Comment penser nos catégories de pensées ?


François Jullien, De l'Être au Vivre. Lexique euro-chinois de la pensée, Paris, Gallimard, 2015, 316 p.

Nous pensons avec des concepts, des catégories. Le monde ne peut nous apparaître que pensé, conçu, travaillé, digéré, par cet outillage langagier. Nous pensons en langue.
François Jullien mobilise sa maîtrise des langues -philosophies européenne et chinoise pour confronter les modes de connaissance à l'œuvre dans toute activité de pensée selon les langues.

On ne pense jamais à fond, "from scratch", il n'y a pas de point de départ absolu : des catégories toutes faites dans, par les langues pensent toujours à notre place, dont nous ne savons pas, ne pouvons pas, nous débarasser. Impossible epoché ? Kant et Aristote, ont conçu des sortes de "concepts-souche", transculturels et transhistoriques, universels. Mais, en réalité, souligne François Jullien, ni Kant (pris dans le latin-allemand) ni Aristote (pris dans le grec) n'échappaient à leur langue : «ils sont d'abord les produits de la langue c'est-à-dire d'une langue et de choix enfouis dans la pensée". Pas plus que Zhuangzi (庄子) n'échappait au chinois.
Alors, "déshabituons-nous de nos langues", suggère François Jullien (Du temps. Eléments d'une philosophie du vivre, 2001). Comment ? En en pratiquant d'autres que la nôtre. Ainsi, François Jullien rappelle qu'il n'y a pas de conjugaison en chinois ; par conséquent, on ne conçoit donc pas le temps en chinois de la même façon qu'en français ou en allemand où l'on ânonne, dès l'enfance, les conjuguaisons et leur(s) temps.

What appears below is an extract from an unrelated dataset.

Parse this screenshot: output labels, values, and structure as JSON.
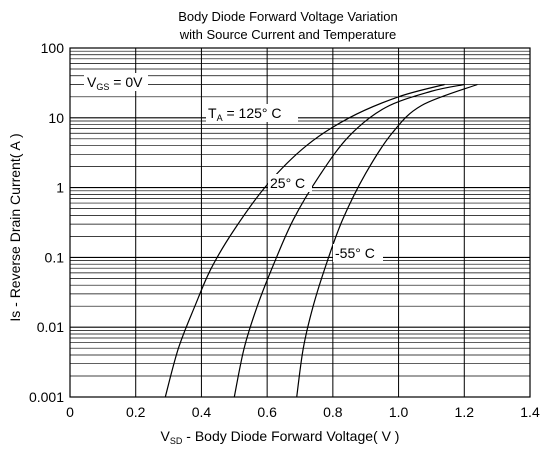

Dans ce lexique euro-chinois, François Jullien étudie vingt couples de notions, accolant, dans chacun des vingt chapitres, une notion européenne à une notion chinoise parente, voisine, jumelle. Par exemple, l'auteur appose la notion de ressources à celle de vérité, celle de propension à celle de causalité, celle d'influence à celle de persuasion, d'évasif à celle d'assignable, de connivence à celle de connaissance...
A la notion de différence, par exemple, il accole la notion d'écart : les différences conduisent à décomposer, analyser (arbres de décision, dichotomies), ranger, construire des typologies ; discrimination, classement, segmentation, tout un monde de taxonomies. Au contraire, les écarts font penser, déranger. "La différence sert à la description, procédant par analyse" tandis que l'écart "engage une prospection, "envisage". L'écart est inventif, il ouvre ; la différence renferme, fixe.
Cette confrontation minutieuse, patiente, hésitante, éclaire le sens de l'expression chinoise comme de l'expression européenne. Au passage, on perçoit les risques que font courir à l'interprétation des traductions figées qui fixent des approximations : difficulté de traduire, en chinois, la philosophie" (学), la loi (法), la sincérité (信)... "Intraduisibles" ?
Mais quid des catégories universelles des mathématiques (catégories, morphismes, foncteurs) ou encore des catégorisations d'objets par le machine-learning (object recognition) ? Cf. "Object detectors emerge in deep scenes CNNs", MIT, April 2015.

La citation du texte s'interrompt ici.